Grundsätzlich bin ich ja der Meinung, das eine gute Kneipkultur gerade daran zu erkennen ist, dass die Kneipe nicht als abzuspulende Traditionsveranstaltung begriffen wird, sondern vielmehr die Tradition des Kneipens äußerlich und innerlich gelebt wird. Schlechte Kneipen zeichnen sich vor allem dadurch aus, dass die Commentfestigkeit der Corona genauso wie das Improvisationstalent der Chargierenden zu wünschen übrig lässt. Ist es aber gerade umgekehrt, so entwickelt sich die Kneipe nach einem repräsentativen Offiz im Inoffiz zu einem orchestralen Suffstück par excellence. Wortwitz und ausgelassene Stimmung tragen sich hier gegenseitig auf dem Vehikel disziplinierter Kenntnis von Vortrag und Gegenrede, von Angriff und Parade, von Zwischengesang und genehmigendem Zutrunk, hin zu einem legendären Kneiperlebnis und damit zur bewahrenden Pflege studentischer Kultur.

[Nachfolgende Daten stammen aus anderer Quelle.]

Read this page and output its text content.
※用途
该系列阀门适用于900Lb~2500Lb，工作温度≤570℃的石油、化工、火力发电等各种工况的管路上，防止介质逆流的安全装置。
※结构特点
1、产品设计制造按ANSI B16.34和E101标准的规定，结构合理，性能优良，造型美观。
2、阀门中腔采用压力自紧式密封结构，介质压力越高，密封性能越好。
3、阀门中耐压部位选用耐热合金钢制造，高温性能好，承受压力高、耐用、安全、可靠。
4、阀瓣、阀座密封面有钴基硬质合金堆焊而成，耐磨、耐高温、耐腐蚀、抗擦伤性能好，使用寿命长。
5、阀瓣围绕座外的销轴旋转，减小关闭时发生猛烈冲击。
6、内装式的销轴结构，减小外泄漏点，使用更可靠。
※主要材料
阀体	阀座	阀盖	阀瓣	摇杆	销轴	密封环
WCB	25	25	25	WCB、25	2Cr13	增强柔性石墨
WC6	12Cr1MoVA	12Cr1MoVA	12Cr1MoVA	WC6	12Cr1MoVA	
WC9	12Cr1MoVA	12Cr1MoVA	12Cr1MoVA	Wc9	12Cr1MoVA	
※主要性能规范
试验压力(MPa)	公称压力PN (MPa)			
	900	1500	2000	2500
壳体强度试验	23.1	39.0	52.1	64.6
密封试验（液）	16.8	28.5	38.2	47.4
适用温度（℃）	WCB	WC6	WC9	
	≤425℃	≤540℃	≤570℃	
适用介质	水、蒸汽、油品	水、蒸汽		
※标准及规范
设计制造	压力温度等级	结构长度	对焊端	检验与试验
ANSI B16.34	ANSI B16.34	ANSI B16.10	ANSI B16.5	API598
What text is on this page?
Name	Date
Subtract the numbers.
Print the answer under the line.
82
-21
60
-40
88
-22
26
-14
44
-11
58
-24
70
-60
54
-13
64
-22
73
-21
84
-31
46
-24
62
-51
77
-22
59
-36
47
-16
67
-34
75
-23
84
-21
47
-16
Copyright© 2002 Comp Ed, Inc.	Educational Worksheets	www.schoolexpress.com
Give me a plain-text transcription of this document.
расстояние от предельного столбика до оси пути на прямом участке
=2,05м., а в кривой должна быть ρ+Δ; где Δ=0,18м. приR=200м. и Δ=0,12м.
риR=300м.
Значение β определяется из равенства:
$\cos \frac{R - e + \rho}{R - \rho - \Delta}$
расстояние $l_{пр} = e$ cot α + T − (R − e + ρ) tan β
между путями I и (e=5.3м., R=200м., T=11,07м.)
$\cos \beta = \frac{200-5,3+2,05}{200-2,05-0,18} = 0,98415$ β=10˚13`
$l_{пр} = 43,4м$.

Spricht man allerdings heutzutage von Trinkkultur, meint man meist die Verkostung eines Achteles zur französischen Käseplatte oder das genüssliche Runterspülen teurer argentinischer Biosteaks mit ebenso teurem Craftbeer. Derartig bemühter Konsum vermag dem Verbindungsstudenten nur ein müdes Lächeln abzuringen. Trinkkultur ist die kultivierte gesellschaftliche Zusammenkunft beim Trinken und nicht, was man bei einer gesellschaftlichen Zusammenkunft richtiger- oder falscherweise trinkt.
Dass vielen Deutschen die Trinkkultur vollständig abhanden gekommen ist, macht sich durch alle Alters- und Gesellschaftsklassen bemerkbar. Vom Komasaufen experimentierender Jugendlicher bis hin zu den haarsträubenden Absurditäten betrieblicher Weihnachtsfeiern finden sich allenorts Auswüchse dieses Missstandes. Auch der studentische Trinkwettbewerb wird immer öfter aus den wohlmeinend abgedunkelten Souterrainräumlichkeiten ohne Not in die Öffentlichkeit getragen und so selbst zum hochnotpeinlichen Bild finaler kultureller Entkoppelung.

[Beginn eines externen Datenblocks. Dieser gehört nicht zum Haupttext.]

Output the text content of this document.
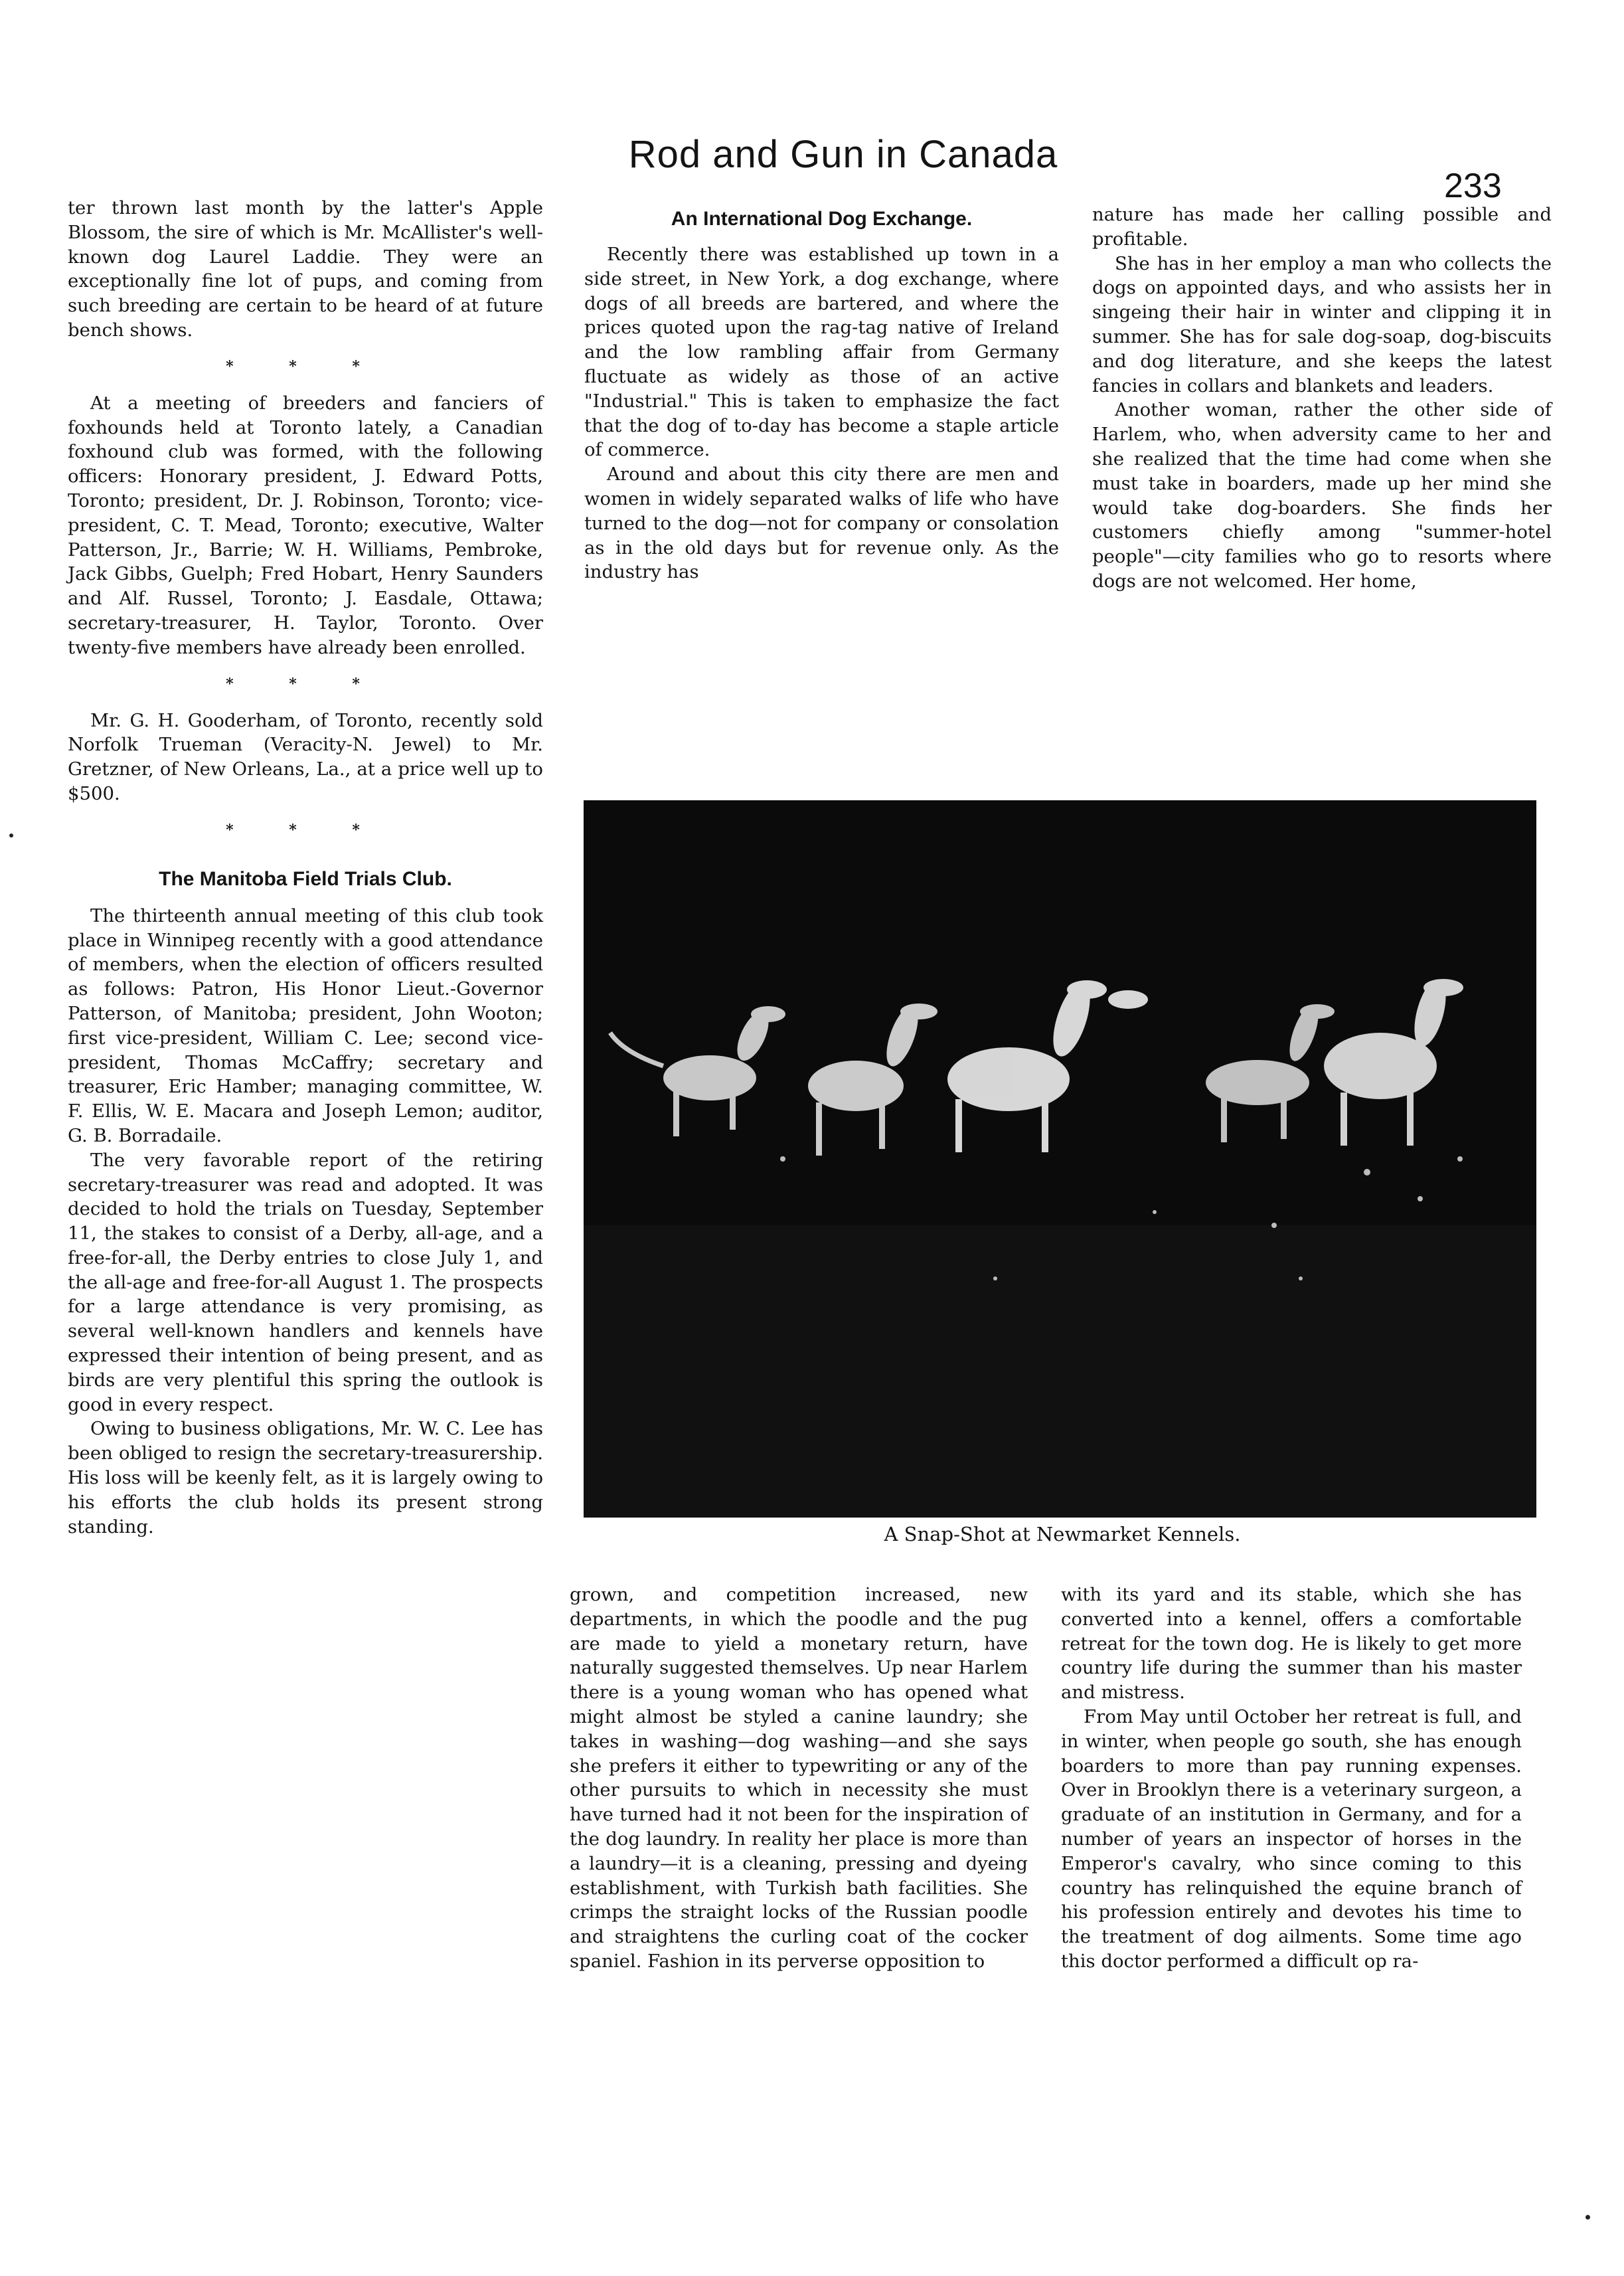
Rod and Gun in Canada
233

ter thrown last month by the latter's Apple Blossom, the sire of which is Mr. McAllister's well-known dog Laurel Laddie. They were an exceptionally fine lot of pups, and coming from such breeding are certain to be heard of at future bench shows.

* * *

At a meeting of breeders and fanciers of foxhounds held at Toronto lately, a Canadian foxhound club was formed, with the following officers: Honorary president, J. Edward Potts, Toronto; president, Dr. J. Robinson, Toronto; vice-president, C. T. Mead, Toronto; executive, Walter Patterson, Jr., Barrie; W. H. Williams, Pembroke, Jack Gibbs, Guelph; Fred Hobart, Henry Saunders and Alf. Russel, Toronto; J. Easdale, Ottawa; secretary-treasurer, H. Taylor, Toronto. Over twenty-five members have already been enrolled.

* * *

Mr. G. H. Gooderham, of Toronto, recently sold Norfolk Trueman (Veracity-N. Jewel) to Mr. Gretzner, of New Orleans, La., at a price well up to $500.

* * *
The Manitoba Field Trials Club.

The thirteenth annual meeting of this club took place in Winnipeg recently with a good attendance of members, when the election of officers resulted as follows: Patron, His Honor Lieut.-Governor Patterson, of Manitoba; president, John Wooton; first vice-president, William C. Lee; second vice-president, Thomas McCaffry; secretary and treasurer, Eric Hamber; managing committee, W. F. Ellis, W. E. Macara and Joseph Lemon; auditor, G. B. Borradaile.

The very favorable report of the retiring secretary-treasurer was read and adopted. It was decided to hold the trials on Tuesday, September 11, the stakes to consist of a Derby, all-age, and a free-for-all, the Derby entries to close July 1, and the all-age and free-for-all August 1. The prospects for a large attendance is very promising, as several well-known handlers and kennels have expressed their intention of being present, and as birds are very plentiful this spring the outlook is good in every respect.

Owing to business obligations, Mr. W. C. Lee has been obliged to resign the secretary-treasurership. His loss will be keenly felt, as it is largely owing to his efforts the club holds its present strong standing.

An International Dog Exchange.

Recently there was established up town in a side street, in New York, a dog exchange, where dogs of all breeds are bartered, and where the prices quoted upon the rag-tag native of Ireland and the low rambling affair from Germany fluctuate as widely as those of an active "Industrial." This is taken to emphasize the fact that the dog of to-day has become a staple article of commerce.

Around and about this city there are men and women in widely separated walks of life who have turned to the dog—not for company or consolation as in the old days but for revenue only. As the industry has

nature has made her calling possible and profitable.

She has in her employ a man who collects the dogs on appointed days, and who assists her in singeing their hair in winter and clipping it in summer. She has for sale dog-soap, dog-biscuits and dog literature, and she keeps the latest fancies in collars and blankets and leaders.

Another woman, rather the other side of Harlem, who, when adversity came to her and she realized that the time had come when she must take in boarders, made up her mind she would take dog-boarders. She finds her customers chiefly among "summer-hotel people"—city families who go to resorts where dogs are not welcomed. Her home,

A Snap-Shot at Newmarket Kennels.

grown, and competition increased, new departments, in which the poodle and the pug are made to yield a monetary return, have naturally suggested themselves. Up near Harlem there is a young woman who has opened what might almost be styled a canine laundry; she takes in washing—dog washing—and she says she prefers it either to typewriting or any of the other pursuits to which in necessity she must have turned had it not been for the inspiration of the dog laundry. In reality her place is more than a laundry—it is a cleaning, pressing and dyeing establishment, with Turkish bath facilities. She crimps the straight locks of the Russian poodle and straightens the curling coat of the cocker spaniel. Fashion in its perverse opposition to

with its yard and its stable, which she has converted into a kennel, offers a comfortable retreat for the town dog. He is likely to get more country life during the summer than his master and mistress.

From May until October her retreat is full, and in winter, when people go south, she has enough boarders to more than pay running expenses. Over in Brooklyn there is a veterinary surgeon, a graduate of an institution in Germany, and for a number of years an inspector of horses in the Emperor's cavalry, who since coming to this country has relinquished the equine branch of his profession entirely and devotes his time to the treatment of dog ailments. Some time ago this doctor performed a difficult op ra-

Daher erfreue ich mich stets an unserer traditionellen Nikolauskneipe. Es ist wohl weniger dem angepassten Liedgut als vielmehr der dekorativen Behaglichkeit dieser Veranstaltung geschuldet, dass wir hier jedes Jahr aufs Neue eine echte Form von Trinkkultur schaffen. Weihnachtliche und studentische Klassiker wechseln einander ab und auch die Getränkeauswahl ist commentgemäß dem Anlass angepasst. So wird das Studentische mit dem Vorweihnachtlichen und das Familiäre mit dem Bundesbrüderlichen verbunden.
Wenn sich der geneigte Leser nun fragt, was dies alles mit dem Nikolausstiefel zu tun hat, so wird er das Rätsel wohl nur lösen können, wenn er zur nächsten Nikolauskneipe selbst erscheint. Schließlich bekommen seit jeher nur die artigen Kinder etwas geschenkt.